Sentì la forma de coltellino regalatogli dal fabbro sotto il suo saio, lo afferrò e in un attimo di lucidità lo conficcò nel fianco della vampira. Quella si alzò emettendo un suono demoniaco, estrasse il coltello dalle carni e lo gettò lontano. Sarebbe stata di nuovo sopra di lui se Thomas non avesse preso il sacchetto contenente le spezie e non gliele avesse lanciate contro. Fu incredibile l'effetto che ebbero su di lei, si gettò a terra contorcendosi e gridando. I punti in cui la strana sostanza era venuta a contatto con la pelle erano ustionati. Thomas non si fermò a riflettere, ormai agiva meccanicamente. Si trascinò verso il picchetto, con uno sforzò immane di rialzò in piedi, si gettò sopra Diana e conficcò il paletto dritto nel cuore della ragazza. Un ultimo urlo assordante riempì la stanza prima che il corpo iniziasse a carbonizzarsi.
Thomas, incapace di credere a ciò che era appena successo, incapace di accettarlo si sdraiò sulla schiena ed aspettò la morte che sarebbe sopraggiunta a breve.
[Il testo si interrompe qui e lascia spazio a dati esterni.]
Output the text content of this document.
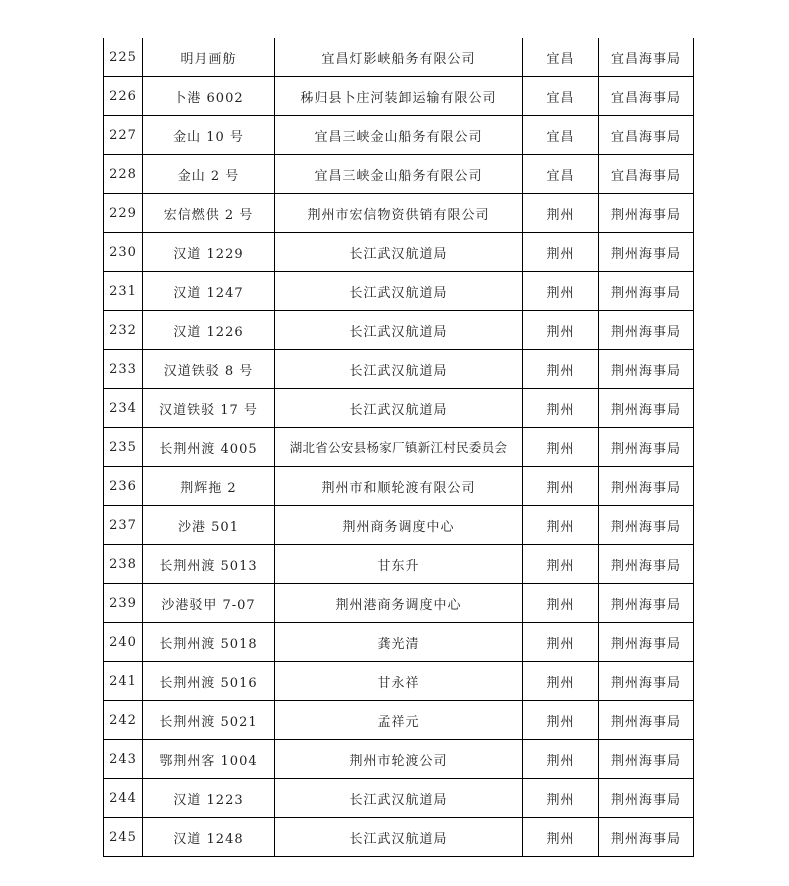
225	明月画舫	宜昌灯影峡船务有限公司	宜昌	宜昌海事局
226	卜港 6002	秭归县卜庄河装卸运输有限公司	宜昌	宜昌海事局
227	金山 10 号	宜昌三峡金山船务有限公司	宜昌	宜昌海事局
228	金山 2 号	宜昌三峡金山船务有限公司	宜昌	宜昌海事局
229	宏信燃供 2 号	荆州市宏信物资供销有限公司	荆州	荆州海事局
230	汉道 1229	长江武汉航道局	荆州	荆州海事局
231	汉道 1247	长江武汉航道局	荆州	荆州海事局
232	汉道 1226	长江武汉航道局	荆州	荆州海事局
233	汉道铁驳 8 号	长江武汉航道局	荆州	荆州海事局
234	汉道铁驳 17 号	长江武汉航道局	荆州	荆州海事局
235	长荆州渡 4005	湖北省公安县杨家厂镇新江村民委员会	荆州	荆州海事局
236	荆辉拖 2	荆州市和顺轮渡有限公司	荆州	荆州海事局
237	沙港 501	荆州商务调度中心	荆州	荆州海事局
238	长荆州渡 5013	甘东升	荆州	荆州海事局
239	沙港驳甲 7-07	荆州港商务调度中心	荆州	荆州海事局
240	长荆州渡 5018	龚光清	荆州	荆州海事局
241	长荆州渡 5016	甘永祥	荆州	荆州海事局
242	长荆州渡 5021	孟祥元	荆州	荆州海事局
243	鄂荆州客 1004	荆州市轮渡公司	荆州	荆州海事局
244	汉道 1223	长江武汉航道局	荆州	荆州海事局
245	汉道 1248	长江武汉航道局	荆州	荆州海事局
Sentiva freddo, ma non un freddo convenzionale, un freddo diverso, un freddo più interiore che esterno. La vita stava scivolando via lentamente dal suo corpo.
E se non ci fosse nient'altro? E se tutto finisse qui? Ebbe paura.
Udì dei passi sulla scale, ma forse era solo un allucinazione uditiva. No, erano reali quei passi, si stavano avvicinando. Chiuse gli occhi, ormai la cosa non lo riguardava più. Sentì una mano sulla sua nuca sorreggerli la testa ed una voce che delicatamente lo chiamava.
Aprì gli occhi con un ultimo sforzo, mise a fuoco una mano di fronte a lui, la stessa mano che aveva brandito la spada dando la morte a Philippe. Riconobbe l'anello con il rubino. Sorrise, quindi uccidere Diana era stato inutile, c'era un altro vampiro in libertà.
“Thomas, guardami. Non mi riconosci? È passato molto tempo...”
Cercò di vedere bene quel volto, gli era familiare. La sua memoria si sforzò di ricordare.
“Oliver...” mormorò infine.
“Si cugino mio, sono io... sono qui per salvarti, per darti il dono oscuro.”
“No... io non voglio...”
“Thomas, cugino mio... stai morendo, vedi qualche luce lontana? Vedi qualche sentiero verso il quale la tua anima dovrebbe incamminarsi? Credo di no...”
“La mia... la mia fede ha sconfitto...”
Oliver rise: “La tua fede? Thomas, la tua fede non c'è mai stata. Hai ucciso Diana di giorno mentre era molto più vulnerabile. Inoltre se quegli oggetti hanno avuto effetto non è sicuramente merito tuo... ma di chi te li ha donati.”
“Cosa vuoi da me?”
“Voglio che ti riunisca a me dopo tutti questi anni. Siamo rimasti solo noi Thomas, anche i miei genitori sono morti.”
“Tu hai ucciso Philippe...”
“Se non lo avessi fatto lui avrebbe ucciso me...”
Thomas lo guardò sorridendo e provò pena per lui.
“È stato bello rivederti Oliver. Addio...” detto ciò la morte lo colse nella notte tra 12 ed il 13 dicembre 1694.